How can I inherit parent logger when using Python&

2020-05-08 01:02发布

问题:

I'm using Python's multiprocessing. I have set the logger in parent process, but I can't just simply inherit the parent's logging setting.

I don't worry about mixing up the log, for I use multiprocessing not for running jobs concurrently, but for time controlling, so only one sub process is running at same time.

My code without multiprocessing:

from multiprocessing import Process
import paramiko
import logging
import sys


def sftp_read():
    # log.debug("Child process started")  # This line will cause exception if it is run in sub process.
    ssh = paramiko.SSHClient()
    ssh.set_missing_host_key_policy(paramiko.AutoAddPolicy())
    timeout = 60
    ssh.connect('my_server', username='my_user', password='my_password', timeout=timeout, auth_timeout=timeout,
                banner_timeout=timeout)
    sftp = ssh.open_sftp()
    fp = sftp.file('/home/my_user/my_file.txt')
    lines = fp.readlines()
    print ''.join(lines)
    fp.close()
    ssh.close()


def main():
    sftp_read()  # Call this function without multiprocessing

if __name__ == '__main__':
    logging.basicConfig(stream=sys.stdout,
                        format='[%(asctime)s] {%(filename)s:%(lineno)d} %(levelname)s - %(message)s')
    log = logging.getLogger()
    log.setLevel(logging.DEBUG)
    main()

The above code work properly, paramiko prints log normally like below:

[2018-11-20 10:38:45,051] {transport.py:1746} DEBUG - starting thread (client mode): 0x3052208L
[2018-11-20 10:38:45,051] {transport.py:1746} DEBUG - Local version/idstring: SSH-2.0-paramiko_2.4.2
[2018-11-20 10:38:45,405] {transport.py:1746} DEBUG - Remote version/idstring: SSH-2.0-OpenSSH_7.2p2 Ubuntu-4ubuntu2.6
[2018-11-20 10:38:45,405] {transport.py:1746} INFO - Connected (version 2.0, client OpenSSH_7.2p2)

But when I change the main function into the following code to control the time (limit the max running time of the SFTP reading to 15 seconds):

def main():
    # Use multiprocessing to limit the running time to at most 15 seconds.
    p = Process(target=sftp_read)
    try:
        log.debug("About to start SSH")
        p.start()
        log.debug('Process started')
        p.join(15)
    finally:
        if p.is_alive():
            p.terminate()
            log.debug('Terminated')
        else:
            log.debug("Finished normally")

Paramiko no longer prints log. Now I want to set the logging config to as same as the parent one, how can I do it?

I don't want an answer telling me to get a logger again, because in my production server there is a global logging setting and might be changed every now and then, I can't configure my own logging setting which is not controlled by the global setting.
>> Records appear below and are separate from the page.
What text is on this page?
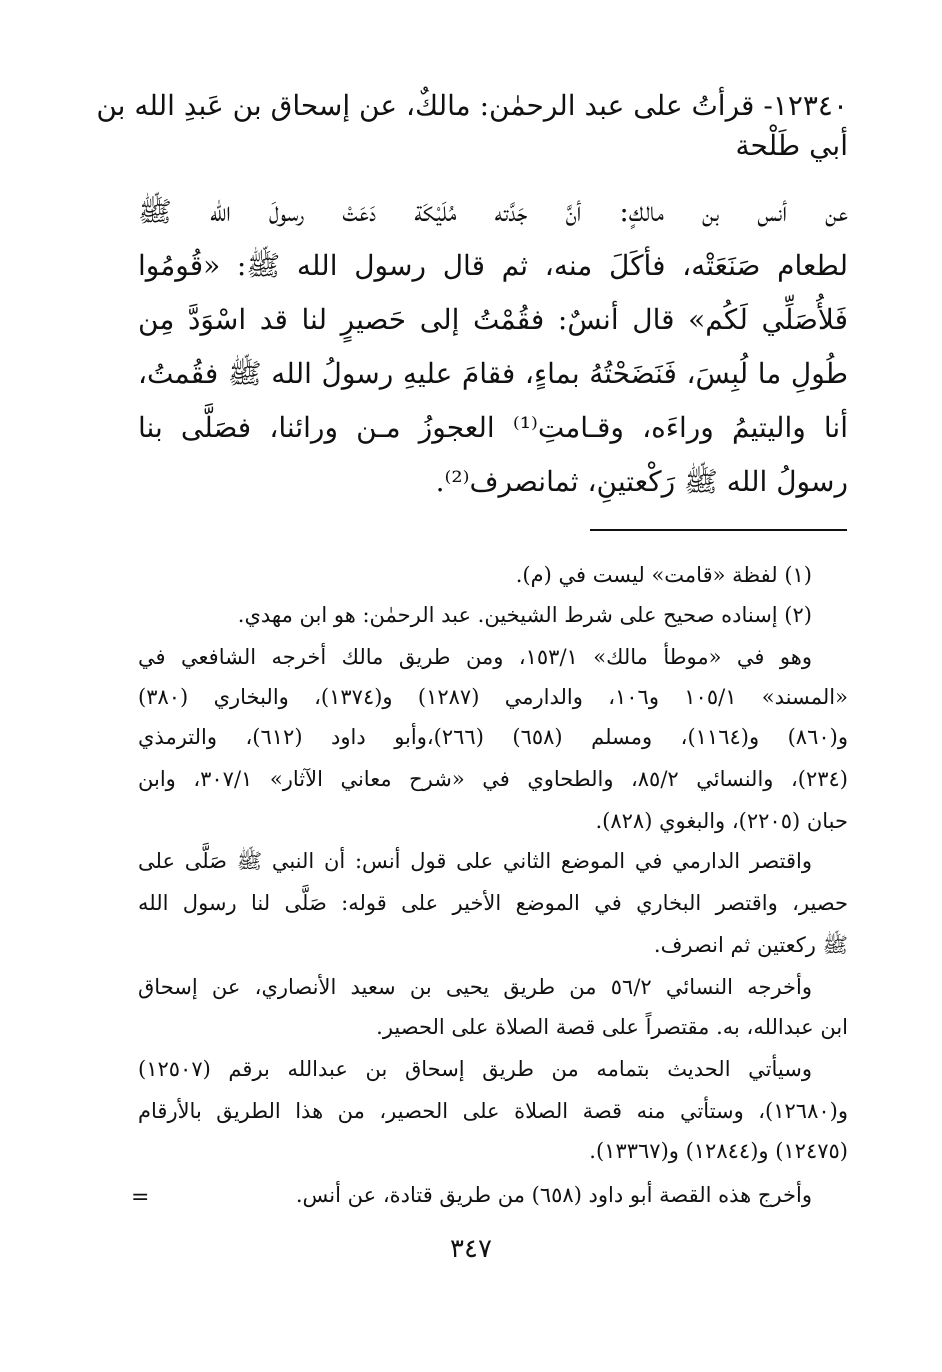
١٢٣٤٠- قرأتُ على عبد الرحمٰن: مالكٌ، عن إسحاق بن عَبدِ الله بن
أبي طَلْحة
عن أنس بن مالكٍ: أنَّ جَدَّته مُلَيْكَة دَعَتْ رسولَ الله ﷺ
لطعام صَنَعَتْه، فأكَلَ منه، ثم قال رسول الله ﷺ: «قُومُوا
فَلأُصَلِّي لَكُم» قال أنسٌ: فقُمْتُ إلى حَصيرٍ لنا قد اسْوَدَّ مِن
طُولِ ما لُبِسَ، فَنَضَحْتُهُ بماءٍ، فقامَ عليهِ رسولُ الله ﷺ فقُمتُ،
أنا واليتيمُ وراءَه، وقـامتِ⁽¹⁾ العجوزُ مـن ورائنا، فصَلَّى بنا
رسولُ الله ﷺ رَكْعتينِ، ثمانصرف⁽²⁾.
(١) لفظة «قامت» ليست في (م).
(٢) إسناده صحيح على شرط الشيخين. عبد الرحمٰن: هو ابن مهدي.
وهو في «موطأ مالك» ١٥٣/١، ومن طريق مالك أخرجه الشافعي في
«المسند» ١٠٥/١ و١٠٦، والدارمي (١٢٨٧) و(١٣٧٤)، والبخاري (٣٨٠)
و(٨٦٠) و(١١٦٤)، ومسلم (٦٥٨) (٢٦٦)،وأبو داود (٦١٢)، والترمذي
(٢٣٤)، والنسائي ٨٥/٢، والطحاوي في «شرح معاني الآثار» ٣٠٧/١، وابن
حبان (٢٢٠٥)، والبغوي (٨٢٨).
واقتصر الدارمي في الموضع الثاني على قول أنس: أن النبي ﷺ صَلَّى على
حصير، واقتصر البخاري في الموضع الأخير على قوله: صَلَّى لنا رسول الله
ﷺ ركعتين ثم انصرف.
وأخرجه النسائي ٥٦/٢ من طريق يحيى بن سعيد الأنصاري، عن إسحاق
ابن عبدالله، به. مقتصراً على قصة الصلاة على الحصير.
وسيأتي الحديث بتمامه من طريق إسحاق بن عبدالله برقم (١٢٥٠٧)
و(١٢٦٨٠)، وستأتي منه قصة الصلاة على الحصير، من هذا الطريق بالأرقام
(١٢٤٧٥) و(١٢٨٤٤) و(١٣٣٦٧).
وأخرج هذه القصة أبو داود (٦٥٨) من طريق قتادة، عن أنس.
=
٣٤٧
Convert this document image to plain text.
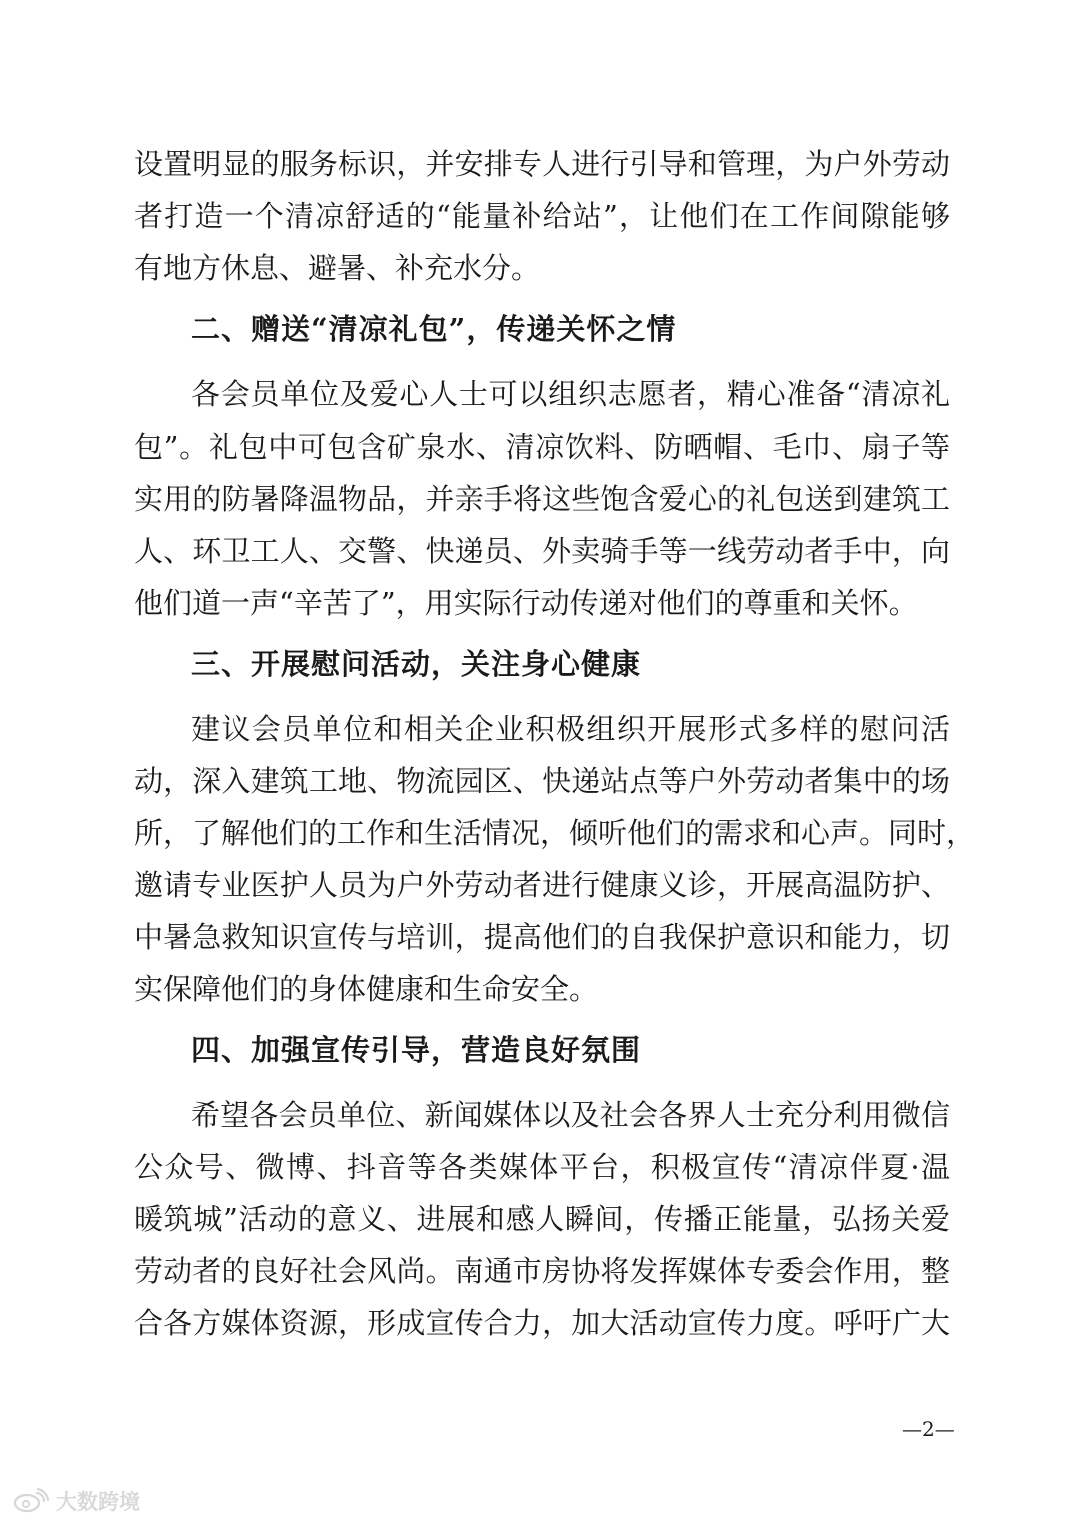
设置明显的服务标识，并安排专人进行引导和管理，为户外劳动
者打造一个清凉舒适的“能量补给站”，让他们在工作间隙能够
有地方休息、避暑、补充水分。
二、赠送“清凉礼包”，传递关怀之情
各会员单位及爱心人士可以组织志愿者，精心准备“清凉礼
包”。礼包中可包含矿泉水、清凉饮料、防晒帽、毛巾、扇子等
实用的防暑降温物品，并亲手将这些饱含爱心的礼包送到建筑工
人、环卫工人、交警、快递员、外卖骑手等一线劳动者手中，向
他们道一声“辛苦了”，用实际行动传递对他们的尊重和关怀。
三、开展慰问活动，关注身心健康
建议会员单位和相关企业积极组织开展形式多样的慰问活
动，深入建筑工地、物流园区、快递站点等户外劳动者集中的场
所，了解他们的工作和生活情况，倾听他们的需求和心声。同时，
邀请专业医护人员为户外劳动者进行健康义诊，开展高温防护、
中暑急救知识宣传与培训，提高他们的自我保护意识和能力，切
实保障他们的身体健康和生命安全。
四、加强宣传引导，营造良好氛围
希望各会员单位、新闻媒体以及社会各界人士充分利用微信
公众号、微博、抖音等各类媒体平台，积极宣传“清凉伴夏·温
暖筑城”活动的意义、进展和感人瞬间，传播正能量，弘扬关爱
劳动者的良好社会风尚。南通市房协将发挥媒体专委会作用，整
合各方媒体资源，形成宣传合力，加大活动宣传力度。呼吁广大
—2—
大数跨境
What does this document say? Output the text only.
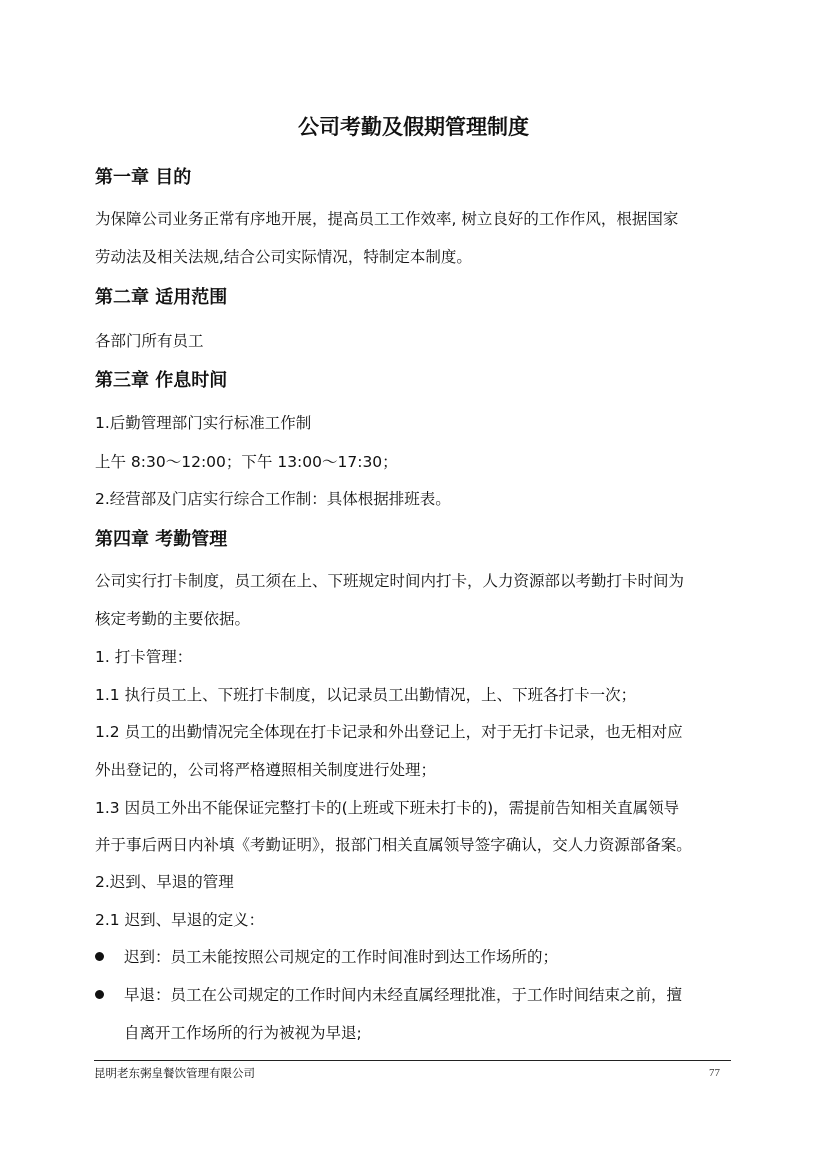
公司考勤及假期管理制度
第一章 目的
为保障公司业务正常有序地开展，提高员工工作效率, 树立良好的工作作风，根据国家
劳动法及相关法规,结合公司实际情况，特制定本制度。
第二章 适用范围
各部门所有员工
第三章 作息时间
1.后勤管理部门实行标准工作制
上午 8:30～12:00；下午 13:00～17:30；
2.经营部及门店实行综合工作制：具体根据排班表。
第四章 考勤管理
公司实行打卡制度，员工须在上、下班规定时间内打卡，人力资源部以考勤打卡时间为
核定考勤的主要依据。
1. 打卡管理：
1.1 执行员工上、下班打卡制度，以记录员工出勤情况，上、下班各打卡一次；
1.2 员工的出勤情况完全体现在打卡记录和外出登记上，对于无打卡记录，也无相对应
外出登记的，公司将严格遵照相关制度进行处理；
1.3 因员工外出不能保证完整打卡的(上班或下班未打卡的)，需提前告知相关直属领导
并于事后两日内补填《考勤证明》，报部门相关直属领导签字确认，交人力资源部备案。
2.迟到、早退的管理
2.1 迟到、早退的定义：
迟到：员工未能按照公司规定的工作时间准时到达工作场所的；
早退：员工在公司规定的工作时间内未经直属经理批准，于工作时间结束之前，擅
自离开工作场所的行为被视为早退;
昆明老东粥皇餐饮管理有限公司	77
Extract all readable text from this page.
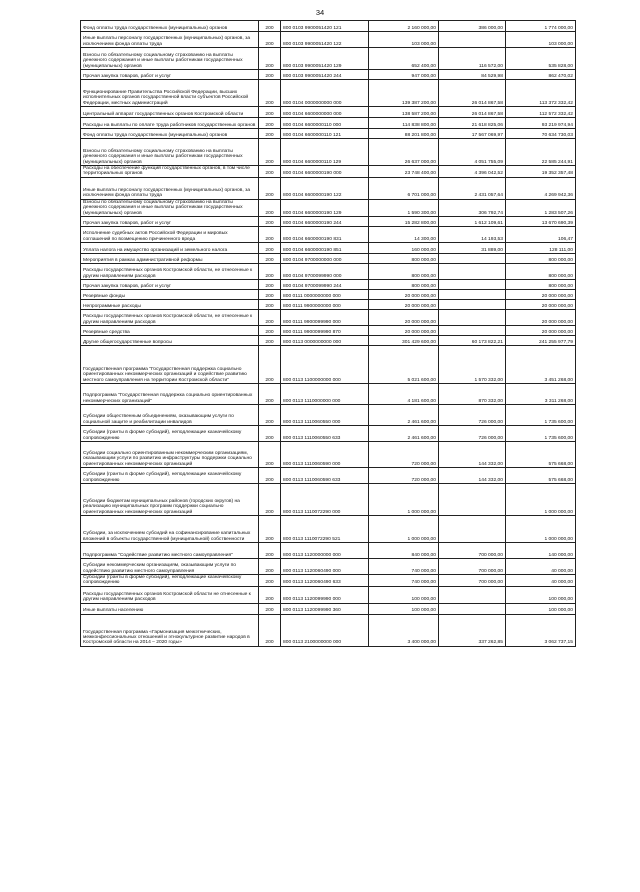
34
Фонд оплаты труда государственных (муниципальных) органов	200	800 0103 9900051420 121	2 160 000,00	386 000,00	1 774 000,00
Иные выплаты персоналу государственных (муниципальных) органов, за исключением фонда оплаты труда	200	800 0103 9900051420 122	103 000,00		103 000,00
Взносы по обязательному социальному страхованию на выплаты денежного содержания и иные выплаты работникам государственных (муниципальных) органов	200	800 0103 9900051420 129	652 400,00	116 572,00	535 828,00
Прочая закупка товаров, работ и услуг	200	800 0103 9900051420 244	947 000,00	84 529,98	862 470,02
Функционирование Правительства Российской Федерации, высших исполнительных органов государственной власти субъектов Российской Федерации, местных администраций	200	800 0104 0000000000 000	139 387 200,00	26 014 867,58	113 372 332,42
Центральный аппарат государственных органов Костромской области	200	800 0104 6600000000 000	138 587 200,00	26 014 867,58	112 572 332,42
Расходы на выплаты по оплате труда работников государственных органов	200	800 0104 6600000110 000	114 838 800,00	21 618 825,06	93 219 974,94
Фонд оплаты труда государственных (муниципальных) органов	200	800 0104 6600000110 121	88 201 800,00	17 567 069,97	70 634 730,03
Взносы по обязательному социальному страхованию на выплаты денежного содержания и иные выплаты работникам государственных (муниципальных) органов	200	800 0104 6600000110 129	26 637 000,00	4 051 755,09	22 585 244,91
Расходы на обеспечение функций государственных органов, в том числе территориальных органов	200	800 0104 6600000190 000	23 748 400,00	4 396 042,52	19 352 357,48
Иные выплаты персоналу государственных (муниципальных) органов, за исключением фонда оплаты труда	200	800 0104 6600000190 122	6 701 000,00	2 431 057,64	4 269 942,36
Взносы по обязательному социальному страхованию на выплаты денежного содержания и иные выплаты работникам государственных (муниципальных) органов	200	800 0104 6600000190 129	1 590 300,00	306 792,74	1 283 507,26
Прочая закупка товаров, работ и услуг	200	800 0104 6600000190 244	15 282 800,00	1 612 109,61	13 670 690,39
Исполнение судебных актов Российской Федерации и мировых соглашений по возмещению причиненного вреда	200	800 0104 6600000190 831	14 300,00	14 193,53	106,47
Уплата налога на имущество организаций и земельного налога	200	800 0104 6600000190 851	160 000,00	31 889,00	128 111,00
Мероприятия в рамках административной реформы	200	800 0104 9700000000 000	800 000,00		800 000,00
Расходы государственных органов Костромской области, не отнесенные к другим направлениям расходов	200	800 0104 9700099990 000	800 000,00		800 000,00
Прочая закупка товаров, работ и услуг	200	800 0104 9700099990 244	800 000,00		800 000,00
Резервные фонды	200	800 0111 0000000000 000	20 000 000,00		20 000 000,00
Непрограммные расходы	200	800 0111 9900000000 000	20 000 000,00		20 000 000,00
Расходы государственных органов Костромской области, не отнесенные к другим направлениям расходов	200	800 0111 9900099990 000	20 000 000,00		20 000 000,00
Резервные средства	200	800 0111 9900099990 870	20 000 000,00		20 000 000,00
Другие общегосударственные вопросы	200	800 0113 0000000000 000	301 429 600,00	60 173 822,21	241 255 977,79
Государственная программа "Государственная поддержка социально ориентированных некоммерческих организаций и содействие развитию местного самоуправления на территории Костромской области"	200	800 0113 1100000000 000	5 021 600,00	1 570 332,00	3 451 268,00
Подпрограмма "Государственная поддержка социально ориентированных некоммерческих организаций"	200	800 0113 1110000000 000	4 181 600,00	870 332,00	3 311 268,00
Субсидии общественным объединениям, оказывающим услуги по социальной защите и реабилитации инвалидов	200	800 0113 1110060550 000	2 461 600,00	726 000,00	1 735 600,00
Субсидии (гранты в форме субсидий), неподлежащие казначейскому сопровождению	200	800 0113 1110060550 633	2 461 600,00	726 000,00	1 735 600,00
Субсидии социально ориентированным некоммерческим организациям, оказывающим услуги по развитию инфраструктуры поддержки социально ориентированных некоммерческих организаций	200	800 0113 1110060590 000	720 000,00	144 332,00	575 668,00
Субсидии (гранты в форме субсидий), неподлежащие казначейскому сопровождению	200	800 0113 1110060590 633	720 000,00	144 332,00	575 668,00
Субсидии бюджетам муниципальных районов (городских округов) на реализацию муниципальных программ поддержки социально ориентированных некоммерческих организаций	200	800 0113 1110072290 000	1 000 000,00		1 000 000,00
Субсидии, за исключением субсидий на софинансирование капитальных вложений в объекты государственной (муниципальной) собственности	200	800 0113 1110072290 521	1 000 000,00		1 000 000,00
Подпрограмма "Содействие развитию местного самоуправления"	200	800 0113 1120000000 000	840 000,00	700 000,00	140 000,00
Субсидии некоммерческим организациям, оказывающим услуги по содействию развитию местного самоуправления	200	800 0113 1120060490 000	740 000,00	700 000,00	40 000,00
Субсидии (гранты в форме субсидий), неподлежащие казначейскому сопровождению	200	800 0113 1120060490 633	740 000,00	700 000,00	40 000,00
Расходы государственных органов Костромской области не отнесенные к другим направлениям расходов	200	800 0113 1120099990 000	100 000,00		100 000,00
Иные выплаты населению	200	800 0113 1120099990 360	100 000,00		100 000,00
Государственная программа «Гармонизация межэтнических, межконфессиональных отношений и этнокультурное развитие народов в Костромской области на 2014 – 2020 годы»	200	800 0113 2100000000 000	3 400 000,00	337 262,85	3 062 737,15
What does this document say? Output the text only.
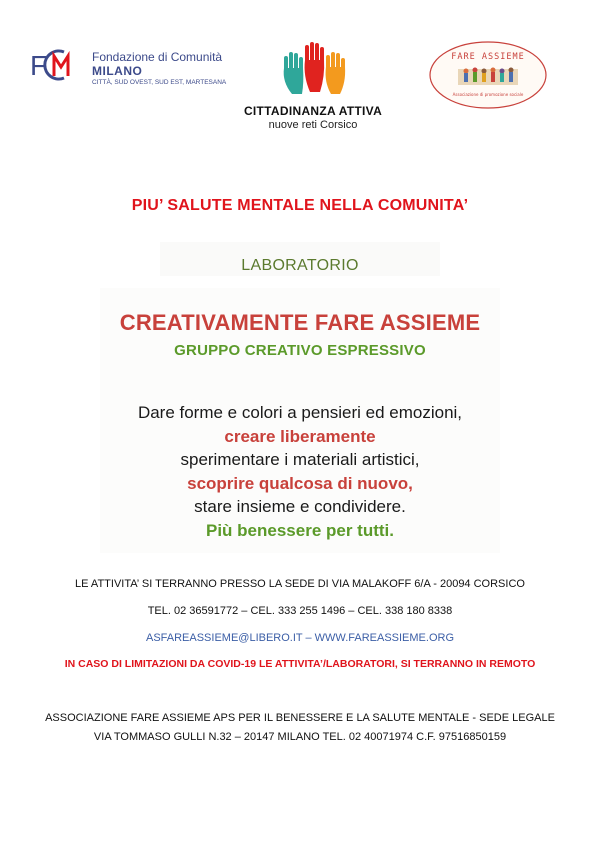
F	Fondazione di Comunità
MILANO
CITTÀ, SUD OVEST, SUD EST, MARTESANA
CITTADINANZA ATTIVA
nuove reti Corsico
FARE ASSIEME
Associazione di promozione sociale
PIU’ SALUTE MENTALE NELLA COMUNITA’
LABORATORIO
CREATIVAMENTE FARE ASSIEME
GRUPPO CREATIVO ESPRESSIVO
Dare forme e colori a pensieri ed emozioni,
creare liberamente
sperimentare i materiali artistici,
scoprire qualcosa di nuovo,
stare insieme e condividere.
Più benessere per tutti.
LE ATTIVITA’ SI TERRANNO PRESSO LA SEDE DI VIA MALAKOFF 6/A - 20094 CORSICO
TEL. 02 36591772 – CEL. 333 255 1496 – CEL. 338 180 8338
ASFAREASSIEME@LIBERO.IT – WWW.FAREASSIEME.ORG
IN CASO DI LIMITAZIONI DA COVID-19 LE ATTIVITA’/LABORATORI, SI TERRANNO IN REMOTO
ASSOCIAZIONE FARE ASSIEME APS PER IL BENESSERE E LA SALUTE MENTALE - SEDE LEGALE
VIA TOMMASO GULLI N.32 – 20147 MILANO TEL. 02 40071974 C.F. 97516850159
So I wonder if there is a way allowing me to configure my sub process's logging setting as the parent one.

回答1:

In Python, subprocesses are started on POSIX standard. SubProcesses in POSIX standard are created using fork system call. The child process created using fork is essentially a copy of everything in the parent process' memory. In your case, child process will have access to logger from parent.

Warning: fork copies everything; but, does not copy threads. Any threads running in parent process do not exist in child process.

import logging
from multiprocessing import Pool
from os import getpid

def runs_in_subprocess():
    logging.info(
        "I am the child, with PID {}".format(getpid()))

if __name__ == '__main__':
    logging.basicConfig(
        format='GADZOOKS %(message)s', level=logging.DEBUG)

    logging.info(
        "I am the parent, with PID {}".format(getpid()))

    with Pool() as pool:
        pool.apply(runs_in_subprocess)

Output:

GADZOOKS I am the parent, with PID 3884
GADZOOKS I am the child, with PID 3885

Notice how child processes in your pool inherit the parent process’ logging configuration

You might get into problem of deadlocks so beware of following:

  1. Whenever the thread in the parent process writes a log messages, it adds it to a Queue. That involves acquiring a lock.

  2. If the fork() happens at the wrong time, the lock is copied in an acquired state.

  3. The child process copies the parent’s logging configuration—including the queue. Whenever the child process writes a log message, it tries to write it to the queue.

  4. That means acquiring the lock, but the lock is already acquired.

  5. The child process now waits for the lock to be released.

  6. The lock will never be released, because the thread that would release it wasn’t copied over by the fork().

In python3, you could avoid this using get_context.

from multiprocessing import get_context

def your_func():
    with get_context("spawn").Pool() as pool:
        # ... everything else is unchanged

Advice:

  1. Using get_context create a new Pool and use process' within this pool to do the job for you.

  2. Every process from the pool will have access to the parent process' log config.